Description
Classification and Regression with Structured and Mixed-Type Data.
Description
Implementation of Energy Trees, a statistical model to perform classification and regression with structured and mixed-type data. The model has a similar structure to Conditional Trees, but brings in Energy Statistics to test independence between variables that are possibly structured and of different nature. Currently, the package covers functions and graphs as structured covariates. It builds upon 'partykit' to provide functionalities for fitting, printing, plotting, and predicting with Energy Trees. Energy Trees are described in Giubilei et al. (2022) <arXiv:2207.04430>.
README.md
etree
The goal of etree is to provide a friendly implementation of Energy Trees, a model for classification and regression with structured and mixed-type data. The package currently cover functions and graphs as structured covariates.
Installation
You can install the development version of etree from GitHub with:
# install.packages("devtools")
devtools::install_github("ricgbl/etree")
Example
This is a basic example which shows how to fit an Energy Tree for regression using a toy dataset with four covariates of different types: numeric, nominal, functional, and in the form of graphs.
library(etree)
# Covariates
nobs <- 100
cov_num <- rnorm(nobs)
cov_nom <- factor(rbinom(nobs, size = 1, prob = 0.5))

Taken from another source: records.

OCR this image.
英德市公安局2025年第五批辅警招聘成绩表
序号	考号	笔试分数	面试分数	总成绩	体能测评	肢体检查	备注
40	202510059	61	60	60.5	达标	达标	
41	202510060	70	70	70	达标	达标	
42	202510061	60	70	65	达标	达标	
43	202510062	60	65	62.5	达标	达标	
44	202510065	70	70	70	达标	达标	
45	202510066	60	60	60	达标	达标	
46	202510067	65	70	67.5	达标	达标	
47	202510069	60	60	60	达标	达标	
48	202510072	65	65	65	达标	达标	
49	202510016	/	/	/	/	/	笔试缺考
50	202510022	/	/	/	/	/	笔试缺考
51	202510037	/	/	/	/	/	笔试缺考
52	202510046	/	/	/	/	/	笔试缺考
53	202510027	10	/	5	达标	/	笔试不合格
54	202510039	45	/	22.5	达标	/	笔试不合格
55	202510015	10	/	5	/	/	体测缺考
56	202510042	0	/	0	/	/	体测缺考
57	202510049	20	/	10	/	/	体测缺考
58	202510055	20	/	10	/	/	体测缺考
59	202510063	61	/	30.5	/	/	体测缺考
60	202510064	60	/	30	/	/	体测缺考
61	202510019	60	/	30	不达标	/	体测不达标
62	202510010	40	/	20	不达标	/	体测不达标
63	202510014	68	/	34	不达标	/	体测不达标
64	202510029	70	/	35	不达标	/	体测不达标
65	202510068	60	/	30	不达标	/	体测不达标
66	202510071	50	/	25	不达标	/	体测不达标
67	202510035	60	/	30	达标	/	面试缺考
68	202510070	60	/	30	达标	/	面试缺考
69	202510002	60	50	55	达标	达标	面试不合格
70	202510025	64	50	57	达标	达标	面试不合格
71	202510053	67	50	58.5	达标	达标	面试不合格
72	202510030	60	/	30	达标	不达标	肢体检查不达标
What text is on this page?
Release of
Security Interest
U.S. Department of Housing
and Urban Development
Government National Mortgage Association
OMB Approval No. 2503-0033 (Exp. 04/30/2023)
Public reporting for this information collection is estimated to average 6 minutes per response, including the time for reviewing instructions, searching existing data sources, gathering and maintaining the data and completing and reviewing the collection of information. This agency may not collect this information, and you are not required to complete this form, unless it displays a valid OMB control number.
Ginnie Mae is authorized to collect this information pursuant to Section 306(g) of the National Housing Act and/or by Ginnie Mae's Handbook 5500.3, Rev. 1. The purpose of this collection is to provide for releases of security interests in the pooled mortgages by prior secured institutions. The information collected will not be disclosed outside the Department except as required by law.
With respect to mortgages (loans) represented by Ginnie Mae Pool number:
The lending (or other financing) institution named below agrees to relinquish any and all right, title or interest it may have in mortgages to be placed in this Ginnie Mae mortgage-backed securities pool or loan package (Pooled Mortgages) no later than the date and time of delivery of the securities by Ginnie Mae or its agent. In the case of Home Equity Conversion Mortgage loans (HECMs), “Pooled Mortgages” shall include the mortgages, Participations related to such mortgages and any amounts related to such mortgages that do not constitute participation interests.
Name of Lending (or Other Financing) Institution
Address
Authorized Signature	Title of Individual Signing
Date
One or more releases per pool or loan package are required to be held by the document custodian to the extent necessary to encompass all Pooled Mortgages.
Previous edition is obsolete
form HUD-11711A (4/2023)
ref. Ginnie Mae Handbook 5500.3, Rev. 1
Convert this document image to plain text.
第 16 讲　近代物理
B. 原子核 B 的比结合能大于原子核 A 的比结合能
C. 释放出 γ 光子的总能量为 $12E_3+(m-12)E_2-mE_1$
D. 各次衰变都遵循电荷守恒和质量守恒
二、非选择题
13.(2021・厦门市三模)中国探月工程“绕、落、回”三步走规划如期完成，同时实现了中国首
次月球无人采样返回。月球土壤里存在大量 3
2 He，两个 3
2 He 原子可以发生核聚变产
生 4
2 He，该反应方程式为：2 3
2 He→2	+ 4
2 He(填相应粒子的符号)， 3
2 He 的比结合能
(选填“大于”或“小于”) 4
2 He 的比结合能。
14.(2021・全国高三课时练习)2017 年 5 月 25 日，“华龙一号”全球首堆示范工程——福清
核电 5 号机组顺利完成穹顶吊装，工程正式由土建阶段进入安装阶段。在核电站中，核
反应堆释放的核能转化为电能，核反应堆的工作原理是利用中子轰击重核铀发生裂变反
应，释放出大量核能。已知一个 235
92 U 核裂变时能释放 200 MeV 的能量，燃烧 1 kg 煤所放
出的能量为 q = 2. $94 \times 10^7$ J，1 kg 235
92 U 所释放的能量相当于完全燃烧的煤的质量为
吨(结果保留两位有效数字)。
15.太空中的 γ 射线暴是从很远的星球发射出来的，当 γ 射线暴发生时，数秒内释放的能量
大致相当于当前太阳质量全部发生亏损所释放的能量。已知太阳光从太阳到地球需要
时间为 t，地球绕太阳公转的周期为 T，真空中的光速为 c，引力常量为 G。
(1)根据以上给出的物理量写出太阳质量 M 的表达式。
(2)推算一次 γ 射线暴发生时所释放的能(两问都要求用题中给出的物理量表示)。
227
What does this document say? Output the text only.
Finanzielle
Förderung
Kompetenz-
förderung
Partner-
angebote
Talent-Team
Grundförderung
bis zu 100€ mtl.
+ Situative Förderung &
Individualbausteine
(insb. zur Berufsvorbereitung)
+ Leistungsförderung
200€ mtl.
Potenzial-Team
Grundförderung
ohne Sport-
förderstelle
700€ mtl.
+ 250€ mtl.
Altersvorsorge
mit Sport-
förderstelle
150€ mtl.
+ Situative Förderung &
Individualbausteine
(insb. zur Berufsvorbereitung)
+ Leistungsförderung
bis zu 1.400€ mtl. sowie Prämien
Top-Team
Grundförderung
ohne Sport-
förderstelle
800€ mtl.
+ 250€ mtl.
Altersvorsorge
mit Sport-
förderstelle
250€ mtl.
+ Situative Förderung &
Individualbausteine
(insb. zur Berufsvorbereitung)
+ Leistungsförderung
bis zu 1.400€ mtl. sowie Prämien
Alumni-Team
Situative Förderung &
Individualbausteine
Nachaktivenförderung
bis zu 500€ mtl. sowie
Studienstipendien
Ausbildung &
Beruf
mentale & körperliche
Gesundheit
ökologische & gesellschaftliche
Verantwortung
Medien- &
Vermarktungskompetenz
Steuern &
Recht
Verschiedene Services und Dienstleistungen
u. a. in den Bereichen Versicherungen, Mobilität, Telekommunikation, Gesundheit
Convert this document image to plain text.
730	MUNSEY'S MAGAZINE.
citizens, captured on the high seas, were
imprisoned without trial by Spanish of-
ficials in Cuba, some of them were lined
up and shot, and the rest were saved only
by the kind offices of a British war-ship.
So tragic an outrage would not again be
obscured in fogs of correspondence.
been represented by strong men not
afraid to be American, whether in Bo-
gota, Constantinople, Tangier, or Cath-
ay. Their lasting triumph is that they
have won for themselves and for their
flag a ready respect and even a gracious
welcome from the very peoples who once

cov_gph <- lapply(1:nobs, function(j) igraph::sample_gnp(100, 0.2))
cov_fun <- fda.usc::rproc2fdata(nobs, seq(0, 1, len = 100), sigma = 1)
cov_list <- list(cov_num, cov_nom, cov_gph, cov_fun)
# Response variable
resp_reg <- cov_num ^ 2
# Energy Tree fit
etree_fit <- etree(response = resp_reg,
covariates = cov_list)
#> Warning: executing %dopar% sequentially: no parallel backend registered
#> Warning in .create_newcov(covariates = covariates, response = response, : No
#> names available for covariates. Numbers are used instead.
Additional and more complex examples can be found in the package’s vignettes.